La gouvernance des données comme levier de croissance
Lors de la dernière session UBA Exchange Community Data & Tech, trois experts ont montré pourquoi la performance marketing dépend de plus en plus de données fiables et bien gouvernées. Message clé : les marques ne gagnent pas en collectant plus de données, mais en les utilisant de manière plus responsable.
Des données fiables deviennent un avantage marketing
Lors de cette session UBA Exchange Community Data & Tech, Glenn Vanderlinden de Human37, Ruben Tip de Snowflake et Sophie Angenot de QuaData ont abordé un même défi : comment les marques peuvent-elles collaborer, personnaliser et innover grâce aux données, sans perdre le contrôle ?
La réponse commence par un changement de perspective. Les données ne sont plus seulement un sujet technique. Elles sont la matière première de l’étude de marché, du CRM, des médias, de la personnalisation, de l’analytics et de l’IA. Mais disposer de plus de données ne signifie pas automatiquement prendre de meilleures décisions. Lorsque les équipes utilisent des définitions différentes, lorsque la responsabilité n’est pas claire ou lorsque le consentement ne suit pas les données dans tout l’écosystème, les décisions marketing ralentissent ou deviennent moins fiables.
Le consentement doit suivre les données
Les stacks marketing modernes sont fortement connectées. Une CDP communique avec un data warehouse, qui alimente ensuite des outils d’activation, eux-mêmes connectés aux plateformes publicitaires, CRM, e-mailing et analytics. Cette connectivité apporte de la rapidité, mais aussi des risques.
Glenn Vanderlinden a mis en avant un point essentiel : le consentement est souvent capté une seule fois, au point d’entrée, alors que les données continuent ensuite à circuler. Le stack déplace très bien les données, mais pas toujours la raison pour laquelle elles ont été collectées. Il devient alors difficile de savoir si une donnée peut encore être utilisée pour l’analytics, le marketing ou la personnalisation.

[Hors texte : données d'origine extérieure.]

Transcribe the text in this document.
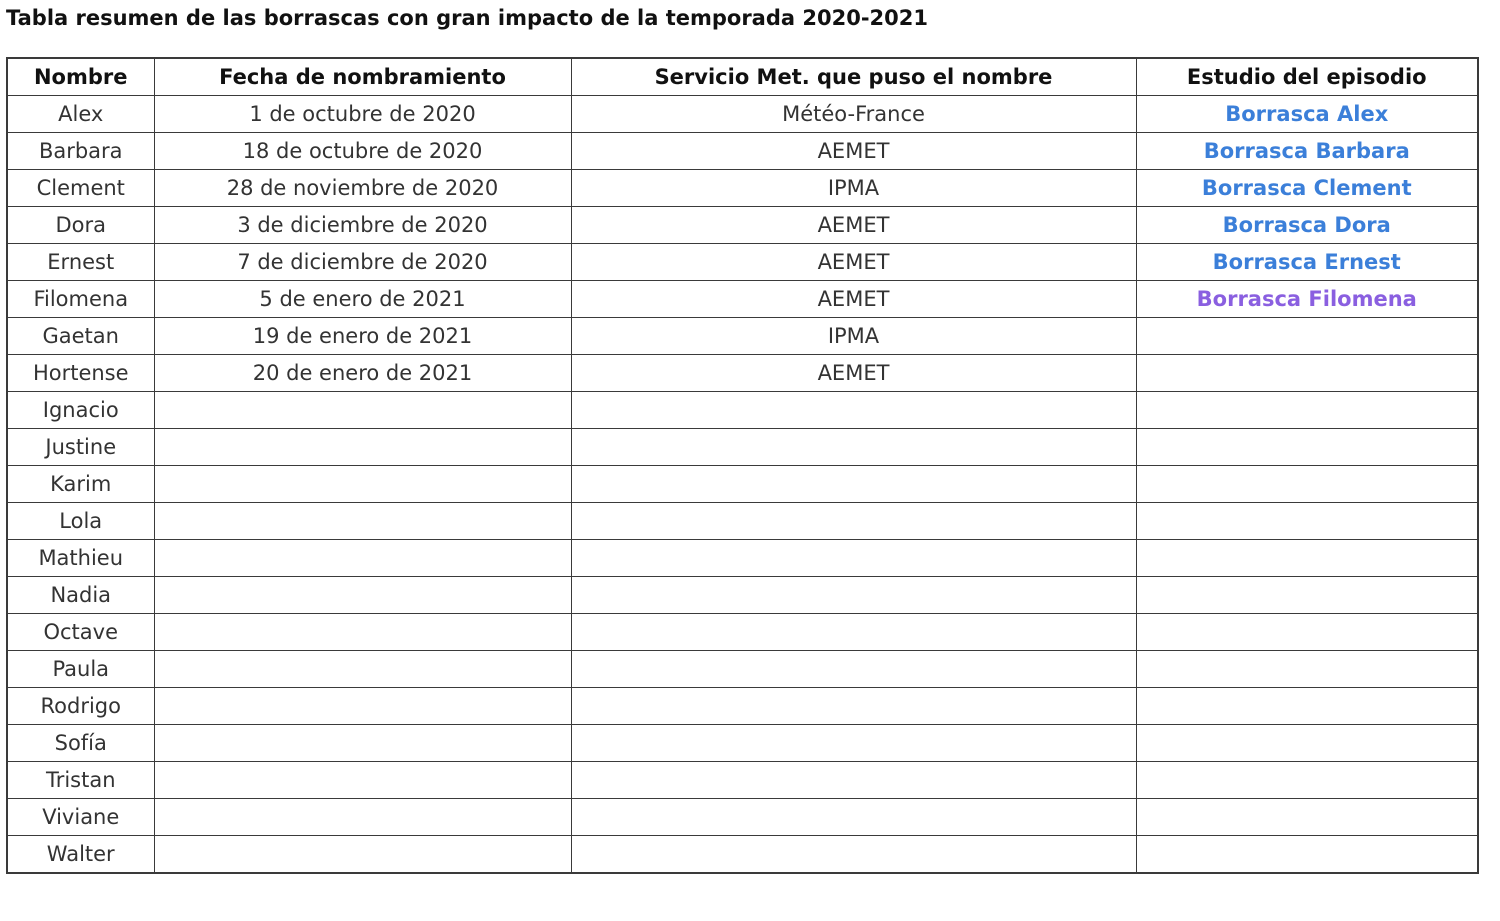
Tabla resumen de las borrascas con gran impacto de la temporada 2020-2021
Nombre	Fecha de nombramiento	Servicio Met. que puso el nombre	Estudio del episodio
Alex	1 de octubre de 2020	Météo-France	Borrasca Alex
Barbara	18 de octubre de 2020	AEMET	Borrasca Barbara
Clement	28 de noviembre de 2020	IPMA	Borrasca Clement
Dora	3 de diciembre de 2020	AEMET	Borrasca Dora
Ernest	7 de diciembre de 2020	AEMET	Borrasca Ernest
Filomena	5 de enero de 2021	AEMET	Borrasca Filomena
Gaetan	19 de enero de 2021	IPMA	
Hortense	20 de enero de 2021	AEMET	
Ignacio			
Justine			
Karim			
Lola			
Mathieu			
Nadia			
Octave			
Paula			
Rodrigo			
Sofía			
Tristan			
Viviane			
Walter			
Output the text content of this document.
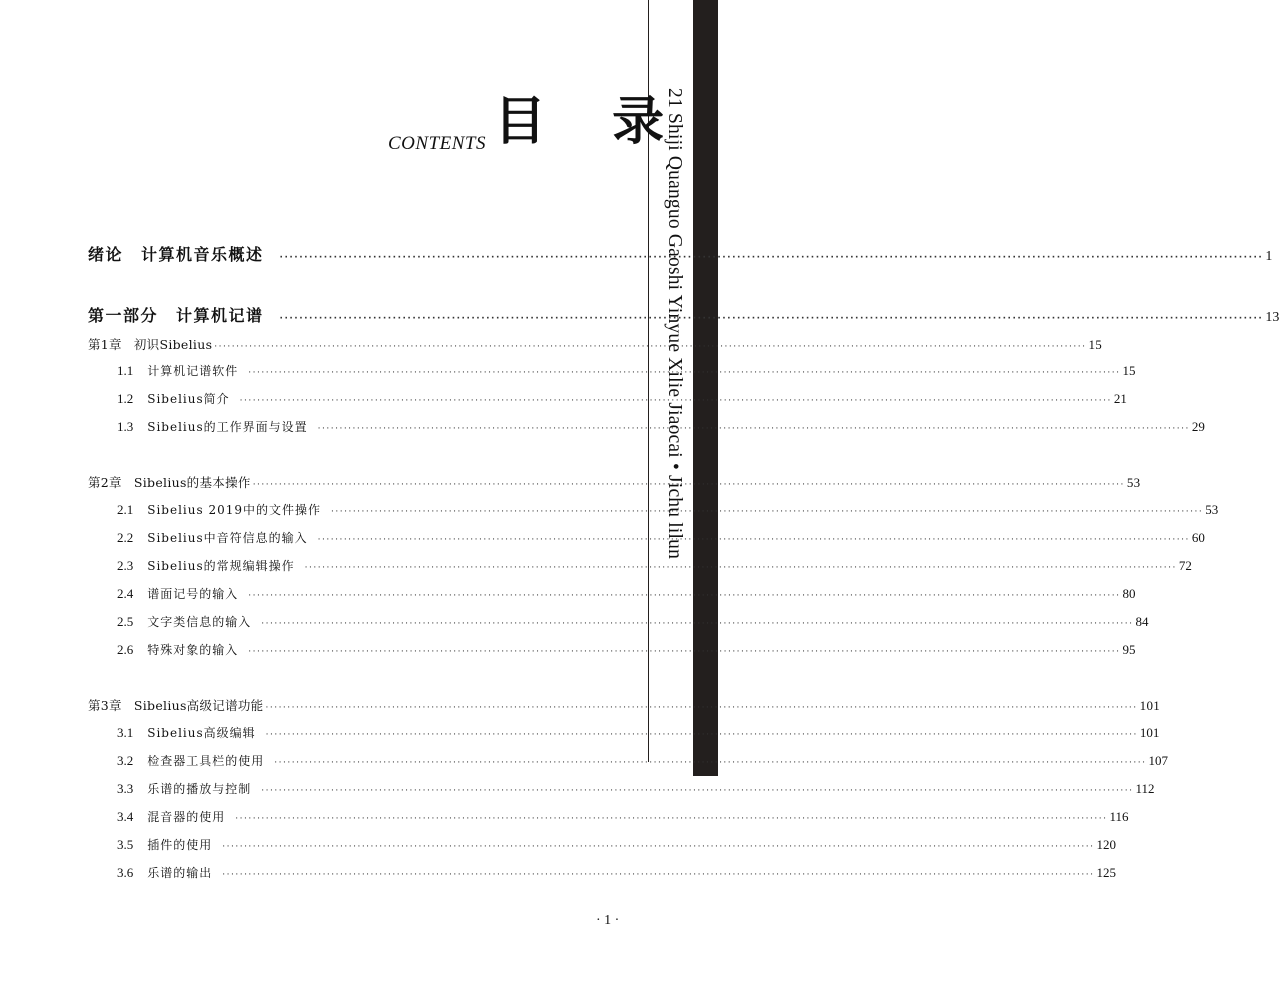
21 Shiji Quanguo Gaoshi Yinyue Xilie Jiaocai • Jichu lilun
CONTENTS 目 录
绪论 计算机音乐概述 ········································································································································································································ 1
第一部分 计算机记谱 ········································································································································································································ 13
第1章 初识Sibelius ········································································································································································································ 15
1.1 计算机记谱软件 ········································································································································································································ 15
1.2 Sibelius简介 ········································································································································································································ 21
1.3 Sibelius的工作界面与设置 ········································································································································································································ 29
第2章 Sibelius的基本操作 ········································································································································································································ 53
2.1 Sibelius 2019中的文件操作 ········································································································································································································ 53
2.2 Sibelius中音符信息的输入 ········································································································································································································ 60
2.3 Sibelius的常规编辑操作 ········································································································································································································ 72
2.4 谱面记号的输入 ········································································································································································································ 80
2.5 文字类信息的输入 ········································································································································································································ 84
2.6 特殊对象的输入 ········································································································································································································ 95
第3章 Sibelius高级记谱功能 ········································································································································································································ 101
3.1 Sibelius高级编辑 ········································································································································································································ 101
3.2 检查器工具栏的使用 ········································································································································································································ 107
3.3 乐谱的播放与控制 ········································································································································································································ 112
3.4 混音器的使用 ········································································································································································································ 116
3.5 插件的使用 ········································································································································································································ 120
3.6 乐谱的输出 ········································································································································································································ 125
· 1 ·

Une réponse concrète consiste à intégrer le contexte de consentement dans l’événement lui-même. Le consentement devient alors un attribut de donnée exploitable, que vous pouvez filtrer, croiser et auditer, plutôt qu’une information isolée dans un système de conformité séparé.
Gouverner moins de données, mais mieux
La minimisation des données était un autre thème central. La donnée la moins coûteuse à protéger est celle que vous ne collectez pas. Avant de collecter ou d’activer une donnée, les équipes marketing devraient se poser trois questions : avons-nous un cas d’usage clair, avons-nous besoin de ce niveau de détail, et où cette donnée va-t-elle circuler ?
Sophie Angenot a relié cette réflexion au rôle plus large de la gouvernance des données et de l’IA. La gouvernance n’a pas pour objectif de ralentir les équipes avec de la bureaucratie. Bien conçue, elle crée de la clarté et de la rapidité. Des définitions partagées, des responsabilités claires, des standards de qualité, des règles d’accès et des politiques de conformité aident les équipes à faire confiance aux chiffres qu’elles utilisent au quotidien.
Pour les marketeurs, cela signifie commencer là où la douleur est la plus visible : l’identité client, le consentement, les KPI de campagne, la définition du NPS ou l’attribution. La gouvernance devient plus simple lorsqu’elle est intégrée aux équipes métier et traitée comme une pratique vivante, plutôt que comme un document de politique figé.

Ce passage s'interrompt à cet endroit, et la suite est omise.